El Restaurante Aragonia Paradís, situado en el atrio del Hotel Palafox de Zaragoza, es todo un santuario de supremas exquisteces gastronómicas. Sólo con ver la sugerente y amplia carta de entrantes fríos y calientes, ensaladas, arroces y pastas, pescados y carnes, se le abre el apetito a cualquiera. Y no es para menos si se tiene en cuenta que aquí se puede pedir desde un finísimo carpaccio de buey con rúcula, parmesano y virutas de foie, al trío de terrinas de foie con confitura de rosas, bouquet de frutas y melaza de vino tinto. Desde una sabrosa empanada con sardinas del Cantábrico a los chipirones a la plancha, con papada ibérica confitada y aceites de tinta y romero. Y esto en diez sugerencias cualquiera de ellas asombrosa.
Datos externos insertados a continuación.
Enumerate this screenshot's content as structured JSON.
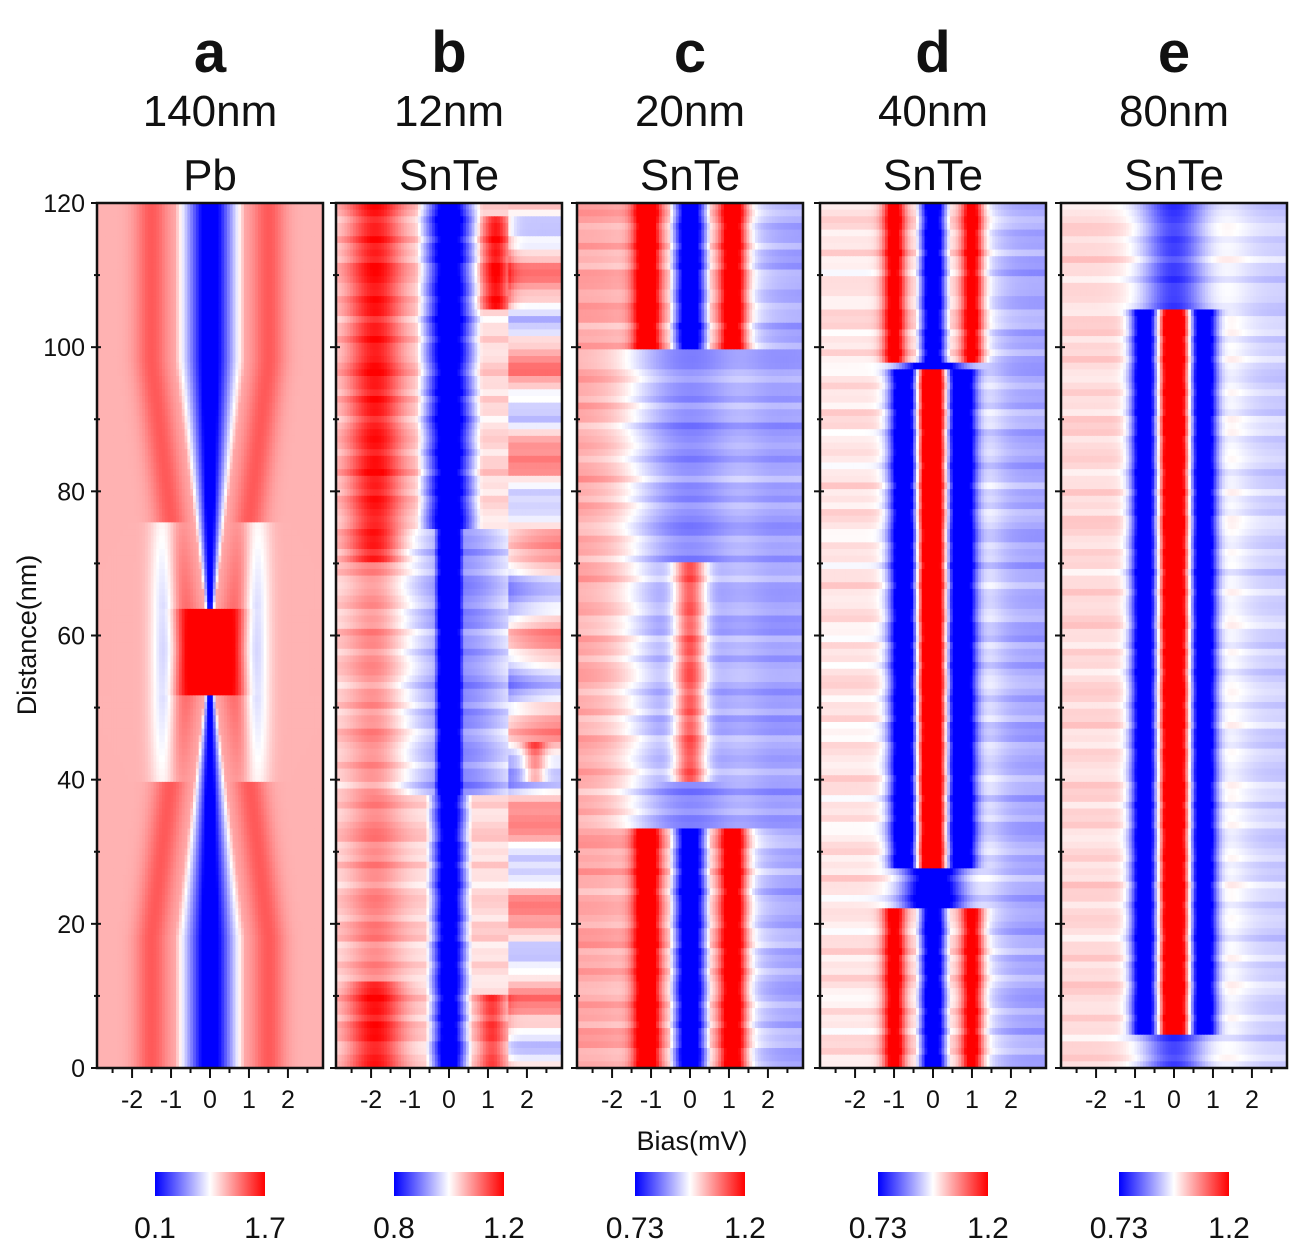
{
  "chart_data": {
    "type": "heatmap",
    "xlabel": "Bias(mV)",
    "ylabel": "Distance(nm)",
    "x_range": [
      -2.9,
      2.9
    ],
    "x_ticks": [
      -2,
      -1,
      0,
      1,
      2
    ],
    "x_tick_labels": [
      "-2",
      "-1",
      "0",
      "1",
      "2"
    ],
    "y_range": [
      0,
      120
    ],
    "y_ticks": [
      0,
      20,
      40,
      60,
      80,
      100,
      120
    ],
    "y_tick_labels": [
      "0",
      "20",
      "40",
      "60",
      "80",
      "100",
      "120"
    ],
    "colormap": {
      "low": "#0000ff",
      "mid": "#ffffff",
      "high": "#ff0000"
    },
    "panels": [
      {
        "letter": "a",
        "thickness": "140nm",
        "material": "Pb",
        "pattern": "pb",
        "colorbar": {
          "min_label": "0.1",
          "max_label": "1.7"
        }
      },
      {
        "letter": "b",
        "thickness": "12nm",
        "material": "SnTe",
        "pattern": "b",
        "colorbar": {
          "min_label": "0.8",
          "max_label": "1.2"
        }
      },
      {
        "letter": "c",
        "thickness": "20nm",
        "material": "SnTe",
        "pattern": "c",
        "colorbar": {
          "min_label": "0.73",
          "max_label": "1.2"
        }
      },
      {
        "letter": "d",
        "thickness": "40nm",
        "material": "SnTe",
        "pattern": "d",
        "colorbar": {
          "min_label": "0.73",
          "max_label": "1.2"
        }
      },
      {
        "letter": "e",
        "thickness": "80nm",
        "material": "SnTe",
        "pattern": "e",
        "colorbar": {
          "min_label": "0.73",
          "max_label": "1.2"
        }
      }
    ]
  }
}
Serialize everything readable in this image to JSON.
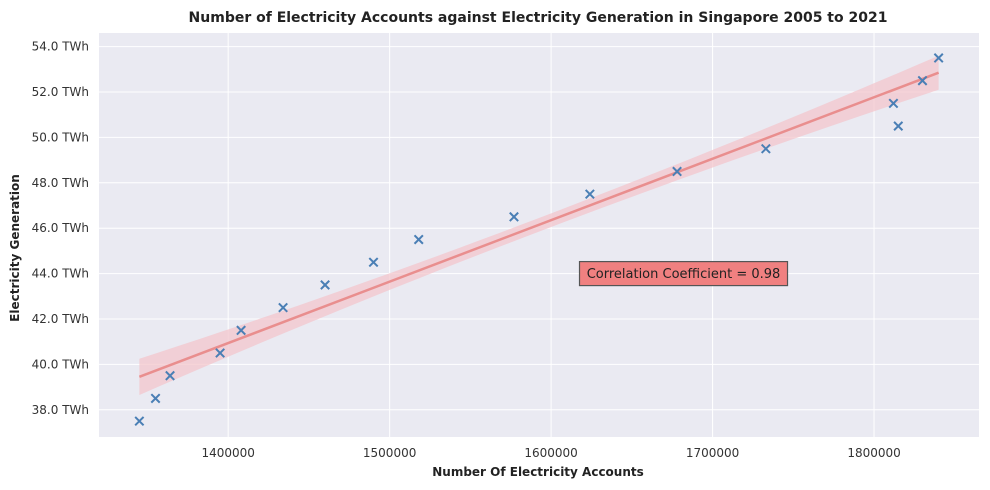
{
  "chart_data": {
    "type": "scatter",
    "title": "Number of Electricity Accounts against Electricity Generation in Singapore 2005 to 2021",
    "xlabel": "Number Of Electricity Accounts",
    "ylabel": "Electricity Generation",
    "xlim": [
      1320000,
      1865000
    ],
    "ylim": [
      36.8,
      54.6
    ],
    "x_ticks": [
      1400000,
      1500000,
      1600000,
      1700000,
      1800000
    ],
    "x_tick_labels": [
      "1400000",
      "1500000",
      "1600000",
      "1700000",
      "1800000"
    ],
    "y_ticks": [
      38,
      40,
      42,
      44,
      46,
      48,
      50,
      52,
      54
    ],
    "y_tick_labels": [
      "38.0 TWh",
      "40.0 TWh",
      "42.0 TWh",
      "44.0 TWh",
      "46.0 TWh",
      "48.0 TWh",
      "50.0 TWh",
      "52.0 TWh",
      "54.0 TWh"
    ],
    "grid": true,
    "points": [
      {
        "x": 1345000,
        "y": 37.5
      },
      {
        "x": 1355000,
        "y": 38.5
      },
      {
        "x": 1364000,
        "y": 39.5
      },
      {
        "x": 1395000,
        "y": 40.5
      },
      {
        "x": 1408000,
        "y": 41.5
      },
      {
        "x": 1434000,
        "y": 42.5
      },
      {
        "x": 1460000,
        "y": 43.5
      },
      {
        "x": 1490000,
        "y": 44.5
      },
      {
        "x": 1518000,
        "y": 45.5
      },
      {
        "x": 1577000,
        "y": 46.5
      },
      {
        "x": 1624000,
        "y": 47.5
      },
      {
        "x": 1678000,
        "y": 48.5
      },
      {
        "x": 1733000,
        "y": 49.5
      },
      {
        "x": 1812000,
        "y": 51.5
      },
      {
        "x": 1815000,
        "y": 50.5
      },
      {
        "x": 1830000,
        "y": 52.5
      },
      {
        "x": 1840000,
        "y": 53.5
      }
    ],
    "regression": {
      "x": [
        1345000,
        1840000
      ],
      "y": [
        39.45,
        52.85
      ],
      "ci_lower": [
        38.7,
        52.2
      ],
      "ci_upper": [
        40.3,
        53.7
      ],
      "ci_mid_x": 1590000,
      "ci_mid_halfwidth": 0.3
    },
    "annotation": {
      "text": "Correlation Coefficient = 0.98",
      "x": 1682000,
      "y": 44.0
    },
    "colors": {
      "background": "#eaeaf2",
      "grid": "#ffffff",
      "marker": "#4a7fb5",
      "line": "#e98e8e",
      "band": "#f3c5cc",
      "annotation_box": "#f08080",
      "annotation_border": "#555555"
    }
  }
}
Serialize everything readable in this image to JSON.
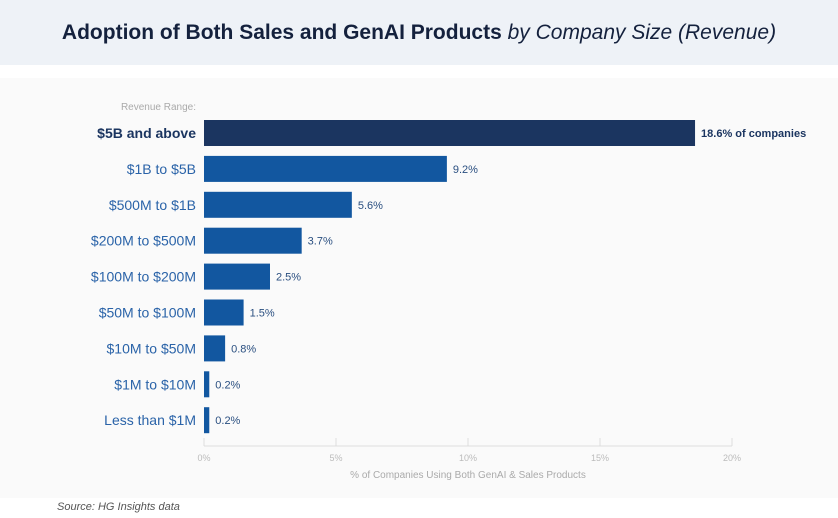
{
  "title": {
    "main": "Adoption of Both Sales and GenAI Products",
    "italic": "by Company Size (Revenue)"
  },
  "source": "Source: HG Insights data",
  "colors": {
    "highlight": "#1b3560",
    "bar": "#1257a0",
    "label_highlight": "#1b3560",
    "label": "#2a63a8"
  },
  "chart_data": {
    "type": "bar",
    "orientation": "horizontal",
    "y_header": "Revenue Range:",
    "categories": [
      "$5B and above",
      "$1B to $5B",
      "$500M to $1B",
      "$200M to $500M",
      "$100M to $200M",
      "$50M to $100M",
      "$10M to $50M",
      "$1M to $10M",
      "Less than $1M"
    ],
    "values": [
      18.6,
      9.2,
      5.6,
      3.7,
      2.5,
      1.5,
      0.8,
      0.2,
      0.2
    ],
    "data_labels": [
      "18.6% of companies",
      "9.2%",
      "5.6%",
      "3.7%",
      "2.5%",
      "1.5%",
      "0.8%",
      "0.2%",
      "0.2%"
    ],
    "xlabel": "% of Companies Using Both GenAI & Sales Products",
    "xlim": [
      0,
      20
    ],
    "xticks": [
      "0%",
      "5%",
      "10%",
      "15%",
      "20%"
    ],
    "grid": false
  }
}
¡Y qué decir de los arroces y pastas!. Se puede elegir el caldoso de bogavante, el de verduras de las Cinco Villas con azafrán de Monreal del Campo, la Fideuá con mejillones, gambas y alioli de pimentón de la Vera, y la pasta artesana a la carbonara con panceta ibérica y pimineta rosa. Todo impresionante.

Y los pescados, fresquísimos. Recomendamos el mero a la plancha con rissotto de berberechos y navajas, y el rodaballo también a la plancha con patatas confitadas en aceite de trufa blanca y setas de temporada.

En carnes, las carrilleras de cerdo ibérico estofadas al vino tinto con manzana asada al Calvados resultan exquisitas. Sin olvidar el ternasco de Aragón asado a baja temperatura con cus-cus a la canela y salteado con calabaza y calabacín. Y las codornices en tres servicios: consomé con rosas, canelón con pera y rellenas de trompeta negra y butifarra.

Los postres son igualmente para chuparse los dedos. Desde el melocotón de Calanda en almíbar de jazmín, con pan de especias y requesón, al bavaroise de mango con bizcocho de naranja en timbal con helado de mandarina. Y todo regado con vinos de una nutrida bodega, de las mejores de España, que recibió varios premios. Y en un ambiente con luz tenue que invita a la intimidad.